Hope for an Eliquis turnaround?

This week's FirstWord Physician Views poll was conducted among 327 cardiologists based in the 5EU markets and sought to gain an insight into how new oral anticoagulants are being utilised in the region. Bristol-Myers Squibb and Pfizer's Eliquis – which has so far delivered a slower than expected commercial performance, despite its perceived best-in-class profile – remains the third most popular product (behind Bayer and Johnson & Johnson's Xarelto and Boehringer Ingelheim's Pradaxa) but there is scope for encouragement. A sizeable proportion of respondents cited it as their preferred treatment, with Eliquis' clinical profile appearing to gain more traction among physicians. FirstWord Pharma PLUS users can see the results of the poll here.
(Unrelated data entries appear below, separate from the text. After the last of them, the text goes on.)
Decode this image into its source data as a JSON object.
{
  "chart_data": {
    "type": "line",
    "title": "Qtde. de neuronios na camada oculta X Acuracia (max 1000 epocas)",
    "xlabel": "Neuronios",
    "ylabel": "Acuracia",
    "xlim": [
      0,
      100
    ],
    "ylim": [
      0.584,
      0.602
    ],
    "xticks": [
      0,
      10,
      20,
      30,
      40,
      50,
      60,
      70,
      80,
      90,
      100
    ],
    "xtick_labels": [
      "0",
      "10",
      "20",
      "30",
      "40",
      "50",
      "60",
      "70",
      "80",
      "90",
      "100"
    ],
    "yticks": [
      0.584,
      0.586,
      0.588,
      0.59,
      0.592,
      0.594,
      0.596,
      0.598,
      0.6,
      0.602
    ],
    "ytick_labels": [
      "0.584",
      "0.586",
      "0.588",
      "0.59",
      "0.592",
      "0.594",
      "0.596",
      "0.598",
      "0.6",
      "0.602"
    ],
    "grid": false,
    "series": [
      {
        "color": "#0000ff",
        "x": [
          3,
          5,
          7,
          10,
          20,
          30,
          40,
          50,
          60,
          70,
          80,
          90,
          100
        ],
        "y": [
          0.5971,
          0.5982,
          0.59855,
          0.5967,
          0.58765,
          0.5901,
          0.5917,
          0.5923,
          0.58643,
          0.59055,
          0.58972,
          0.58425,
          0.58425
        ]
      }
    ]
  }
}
Each of the three available oral anticoagulants will be looking to establish their positions in the market prior to the launch of Daiichi Sankyo's Lixiana, for which robust Phase III data was released earlier this week - see ViewPoints: The oral anticoagulant market – will three become four and what threat does Daiichi’s Lixiana pose to Bayer/Johnson & Johnson’s Xarelto?

GlaxoSmithKline allegations intensify – has China looked hard enough domestically in corruption probe, ask EU authorities

Ongoing investigations into the marketing practices of GlaxoSmithKline appeared to take a negative turn this week when it was alleged that the bribery of doctors was coordinated by the company and not individuals. It is suggested that high sales growth targets set by GlaxoSmithKline executives – at some 7 to 8 percentage points above average levels of market growth – are a root cause for the alleged practices that the drugmaker has said are a "clear breach of our corporate values."

With regard to the ongoing investigation, those growth targets are not the only high numbers being thrown around, with suggestions on Wednesday that the Chinese government is considering whether to implement large fines against the UK drugmaker.

The European Union Commerce of Chamber suggested on Thursday that foreign pharmaceutical companies had been unfairly targeted by Chinese authorities, highlighting the fact that no domestic players appear to have fallen foul as part of the recent investigations.